MicroRNA regulation of osteogenic differentiation

Genever P
Biomedical Tissue Research Group, Department of Biology, University of York, York, YO10 5YW, Great Britain

Understanding molecular mechanisms that control differentiation of multipotent mesenchymal stromal cells or mesenchymal stem cells (MSCs) is central to the development of novel therapies. Many studies have successfully identified critical factors involved in initiating and maintaining lineage-specific transcriptional changes although the role of post-transcriptional gene silencing during differentiation remains unclear.

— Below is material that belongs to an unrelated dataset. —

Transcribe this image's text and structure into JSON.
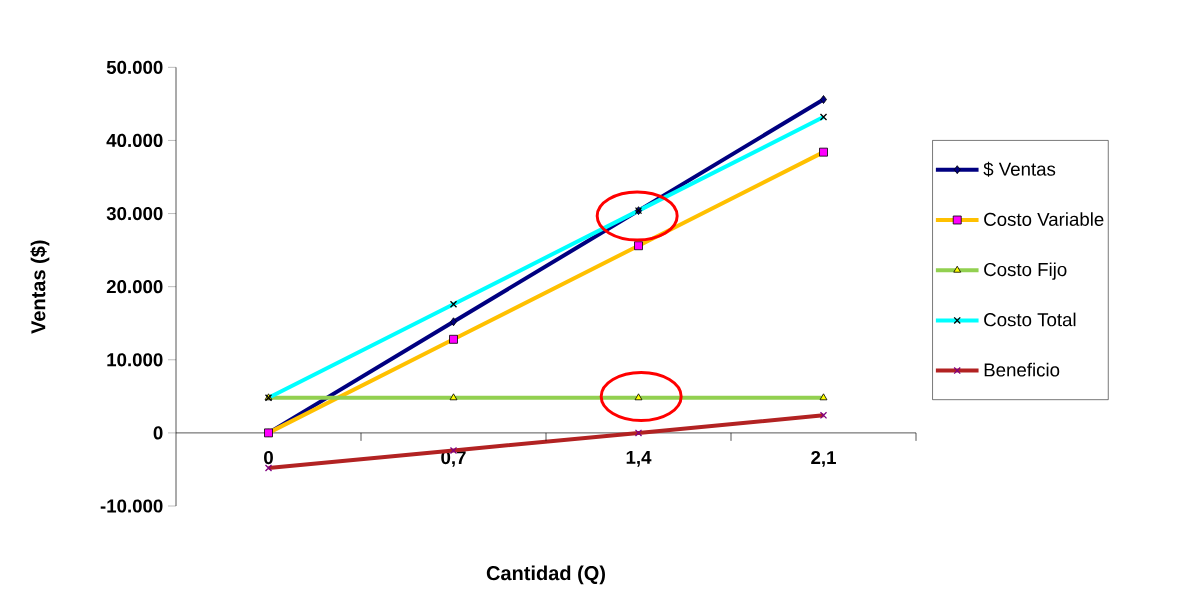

In the last decade, it has emerged that RNA may play a major role in the regulation of gene and protein expression in all eukaryotic cells. The transcriptome describes the repertoire of RNAs transcribed from the genome of a particular organism. Gene expression profiling, using defined cell populations, can determine which mRNA species are transcribed, the proteins they encode (though not necessarily translated) and the potential functional consequences. However mature mRNAs represent only about 2% of the total transcriptional output of complex genomes and there is growing evidence that non-coding RNAs profoundly influence gene expression profiles and therefore cellular function.
MicroRNAs (miRNAs) are a superfamily of evolutionary conserved, small non-coding RNAs that bind to the 3’ UTR of mRNAs to inhibit protein translation. Consequently, miRNAs can influence a broad range of biological activities, which are instrumental in conferring tissue identity and function. We have determined the expression function of miRNAs during osteogenic differentiation of MSCs and osteoprogenitors in vitro. Expression was determined by microarray analysis of 984 known and predicted miRNAs using RNA isolated from undifferentiated cells or following differentiation in the presence of osteogenic supplements (dexamethasone, ascorbic acid and beta-gycerolphosphate) over 21 days. Differentiation was confirmed by induction of alkaline phosphatase, von-Kossa positive mineralisation and qRT-PCR, revealing temporally relevant changes in expression of osteogenic markers (cbfa-1, alkaline phosphatase, type-I collagen, osteopontin and osteocalcin). The analyses revealed constitutive and differentiation-dependent expression of different miRNAs. The functional role of miRNAs was determined using anti-mir microRNA inhibitors transfected into progenitors before osteogenic stimulation and bioinformatic analyses using predictive algorithms were used to identify potential miRNA targets. Our evidence suggests an important functional role of miRNAs during osteogenesis which may have pervasive implications for our understanding of MSC biology.